Barrès
Illustration : Marie-Pier LaRose/Le Verbe

Maurice Barrès, un écrivain infréquentable?

Pendant 35 ans, Emmanuel Godo, poète et professeur de littérature au lycée Henri-IV à Paris, a travaillé à une somme sur l’écrivain Maurice Barrès (1862-1923). Publiée l’an dernier aux éditions Tallandier, elle force en quelque sorte la réouverture du procès (parodique) intenté à Barrès en 1921 par les jeunes surréalistes en devenir. Par son verdict de culpabilité, ce procès a contribué à faire de Barrès ce traitre à l’idéal littéraire qui aurait troqué le génie primesautier de l’irrévérence poétique pour l’office dégradant de vil propagateur des vérités officielles du régime.

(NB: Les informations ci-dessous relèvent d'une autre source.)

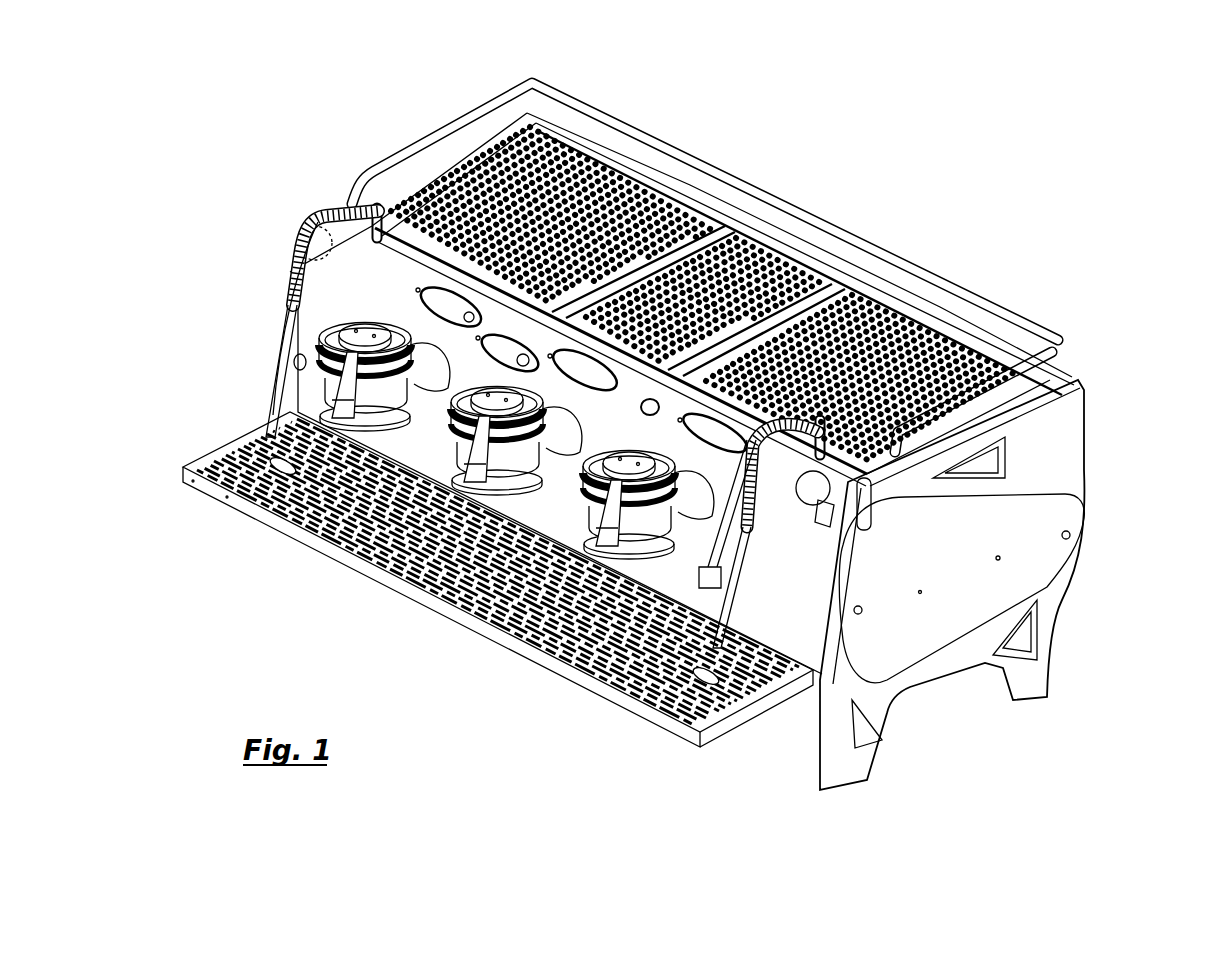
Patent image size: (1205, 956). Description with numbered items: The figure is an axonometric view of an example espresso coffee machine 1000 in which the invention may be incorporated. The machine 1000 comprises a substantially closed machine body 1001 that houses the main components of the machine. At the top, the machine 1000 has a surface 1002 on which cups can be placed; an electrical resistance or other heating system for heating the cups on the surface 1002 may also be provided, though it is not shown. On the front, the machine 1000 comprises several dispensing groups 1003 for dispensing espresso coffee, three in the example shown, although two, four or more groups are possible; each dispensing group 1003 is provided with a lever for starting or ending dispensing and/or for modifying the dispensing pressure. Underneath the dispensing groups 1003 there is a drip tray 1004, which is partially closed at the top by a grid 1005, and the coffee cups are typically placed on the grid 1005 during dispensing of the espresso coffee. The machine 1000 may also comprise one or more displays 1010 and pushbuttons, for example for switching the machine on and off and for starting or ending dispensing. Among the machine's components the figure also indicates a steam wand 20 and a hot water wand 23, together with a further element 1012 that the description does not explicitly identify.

The espresso coffee machine 1000 is at (880, 147).
The machine body 1001 is at (1037, 476).
The surface 1002 is at (435, 183).
The dispensing group 1003 is at (320, 320).
The drip tray 1004 is at (228, 497).
The grid 1005 is at (227, 450).
The display 1010 is at (303, 263).
The front panel 1012 is at (478, 484).
The steam wand 20 is at (700, 597).
The hot water wand 23 is at (590, 618).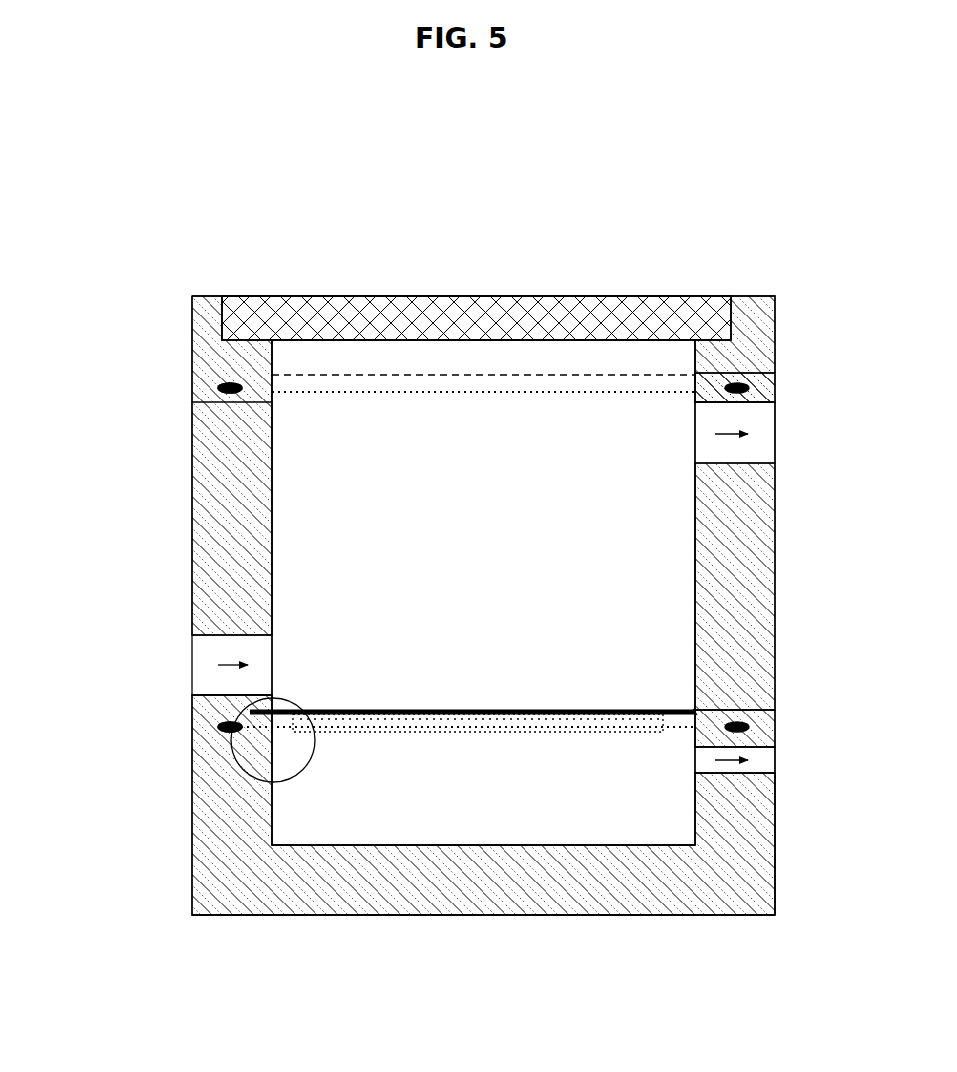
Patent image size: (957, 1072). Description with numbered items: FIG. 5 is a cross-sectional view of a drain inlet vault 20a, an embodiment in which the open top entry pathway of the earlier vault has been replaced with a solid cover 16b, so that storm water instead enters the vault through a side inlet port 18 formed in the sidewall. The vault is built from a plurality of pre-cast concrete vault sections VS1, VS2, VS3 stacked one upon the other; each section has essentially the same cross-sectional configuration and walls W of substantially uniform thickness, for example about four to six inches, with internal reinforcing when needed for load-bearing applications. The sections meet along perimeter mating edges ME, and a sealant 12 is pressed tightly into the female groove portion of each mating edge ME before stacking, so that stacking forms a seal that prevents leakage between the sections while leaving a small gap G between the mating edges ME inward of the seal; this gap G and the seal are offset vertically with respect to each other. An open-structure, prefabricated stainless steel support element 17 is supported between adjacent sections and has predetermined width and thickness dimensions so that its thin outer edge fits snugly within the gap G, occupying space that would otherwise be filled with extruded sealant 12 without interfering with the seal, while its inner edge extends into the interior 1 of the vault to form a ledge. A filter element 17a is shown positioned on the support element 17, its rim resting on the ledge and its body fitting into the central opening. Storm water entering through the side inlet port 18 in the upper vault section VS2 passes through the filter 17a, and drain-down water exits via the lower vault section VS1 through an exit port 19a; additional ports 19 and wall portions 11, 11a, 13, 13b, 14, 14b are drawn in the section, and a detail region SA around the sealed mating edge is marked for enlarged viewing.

The cavity / interior space 1 is at (478, 507).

Mon intérêt pour Barrès – dont j’ignore à peu près tout, que je n’avais jamais lu jusqu’à tout récemment, dont j’ai encore à peine effleuré l’œuvre – vient du fait qu’il est connu pour avoir été lu et aimé de grands écrivains comme Mauriac, Drieu La Rochelle, Aragon ou Malraux. Il vient aussi du fait qu’il a été, avec Charles Maurras, au tournant du XXe siècle, un des deux grands accoucheurs du nationalisme moderne en France. Pour ces deux raisons, j’avais envie de lire le livre d’Emmanuel Godo, qui m’est apparu comme une excellente façon d’entrer dans l’univers barrésien. J’étais aussi curieux de savoir à quoi pouvait bien ressembler 35 ans de travail patient et dévoué sur un même écrivain. J’ai été édifié !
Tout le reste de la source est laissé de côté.